Der unbedingte Wille, Fans und Zuschauer ohne großes Brimborium zu erreichen, Auge in Auge, ob in versifften Punk-Clubs, Theatersälen oder später in Stadien; Charisma-Sau Bono war immer am Start, immer an der Front oder halt dort, wo man auf turmhohe Lichttraversen oder Baldachine klettern konnte, um aufs Publikum herab zu predigen wie der Priester von der Kanzel - das waren die U2 der 80er Jahre. "Join Amnesty International", so steht es 1987 im Booklet der Platte geschrieben und so klang auch die Musik von U2: Eine Aufforderung zum Handeln, ein letzter Appell, das Spiel nicht kampflos den Etablierten zu überlassen. "I want to tear down the walls that hold me inside."
Das größtmögliche Live-Spektakel gestatteten diese Songs ihren Schöpfern 1987 im Stadionkontext, obwohl sie an einem Ort entstanden sind, der für das exakte Gegenteil steht: Kontemplation und absolute Ruhe. Corbijn soll damals während des Wüsten-Roadtrips unvermittelt "Stop" gebrüllt haben, als er diesen seltsamen Palmlilienbaum erblickt, der da mutterseelenallein zwischen Sand, Sand und noch mehr Sand wie in einem klimatisch streng überwachten Gewächshaus einfach so nach oben wächst.
Heutzutage würde jeder sofort nach dem Handy greifen, um solch ein Wunderwerk der Natur festzuhalten. Und vielleicht ist es gut, dass es 1986 noch keine Foto-Handys gab, deshalb durfte schließlich auch der Holländer Corbijn mit, und so zog Bono eben dort, wo er heute vermutlich sein iPhone trägt, damals die Bibel hervor, stöberte ein wenig im Buch Josua des Alten Testaments und reagierte blitzschnell: Das neue Album, es muss "The Joshua Tree" heißen. Bizarre Landschaften, kahle Felsen, Bäume wie aus dem Märchen: Die glühenden USA-Fans aus Europa erlebten drei Jahre nach ihrem Auftritt in Colorado (Livealbum "Under A Blood Red Sky") ihre ganz eigene American Valhalla. Die Weite des Wüstenpanoramas findet seinen unmittelbaren Nachhall in den Songs dieser Platte. Und auch in einigen Textzeilen ("Desert sky / dream beneath the desert sky", "In God's Country"; "I'll show you a place high on a desert plain", "Where The Streets Have No Name").

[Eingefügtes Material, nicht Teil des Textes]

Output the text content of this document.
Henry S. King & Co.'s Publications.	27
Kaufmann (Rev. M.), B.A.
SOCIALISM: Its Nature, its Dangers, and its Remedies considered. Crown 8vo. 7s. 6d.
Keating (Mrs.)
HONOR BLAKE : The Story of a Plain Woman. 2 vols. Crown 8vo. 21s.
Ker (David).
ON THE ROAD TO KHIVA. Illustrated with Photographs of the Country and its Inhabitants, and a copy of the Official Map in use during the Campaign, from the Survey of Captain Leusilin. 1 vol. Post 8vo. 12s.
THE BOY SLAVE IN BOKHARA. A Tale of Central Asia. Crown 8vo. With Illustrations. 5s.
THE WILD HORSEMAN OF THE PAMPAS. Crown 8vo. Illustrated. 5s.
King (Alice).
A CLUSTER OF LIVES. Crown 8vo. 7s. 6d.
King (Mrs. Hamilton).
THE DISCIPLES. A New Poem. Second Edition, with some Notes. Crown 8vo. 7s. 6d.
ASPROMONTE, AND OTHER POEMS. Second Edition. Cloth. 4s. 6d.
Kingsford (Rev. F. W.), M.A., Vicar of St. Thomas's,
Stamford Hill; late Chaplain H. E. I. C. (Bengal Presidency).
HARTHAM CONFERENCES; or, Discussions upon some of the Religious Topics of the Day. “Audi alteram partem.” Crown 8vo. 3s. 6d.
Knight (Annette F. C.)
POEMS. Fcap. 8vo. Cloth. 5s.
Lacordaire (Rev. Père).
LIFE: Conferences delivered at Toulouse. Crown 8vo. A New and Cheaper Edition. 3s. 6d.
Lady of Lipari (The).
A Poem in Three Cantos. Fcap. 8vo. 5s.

Der Album-Einstand ist natürlich nicht von dieser Welt. Das auf sanften Yamaha DX7-Ambientsounds von Großmeister Eno heran kriechende "Where The Streets Have No Name", in dessen weiteren Verlauf Echopedal-König The Edge sein ausgearbeitetes, auf Präzision geeichtes Riff-Timing vorstellt, gefolgt vom neuartigen Gospel "I Still Haven't Found What I'm Looking For" und gipfelnd in der sublimen Verzweiflung von "With Or Without You": Gab es vor "The Joshua Tree" noch Rivalen für U2 im kommerziellen Rock-Sektor, etwa die Simple Minds, pulverisierte dieses Song-Trio sämtliche Vergleiche in weniger als 15 Minuten. Oder wie es Bill Flanagan in seiner Lobschrift in der Box formuliert: "Alle drei Titel klingen wie Worte, die John Wayne in einem John Ford-Film sagt." Fortan agierten U2 auf einer Stufe mit Springsteen.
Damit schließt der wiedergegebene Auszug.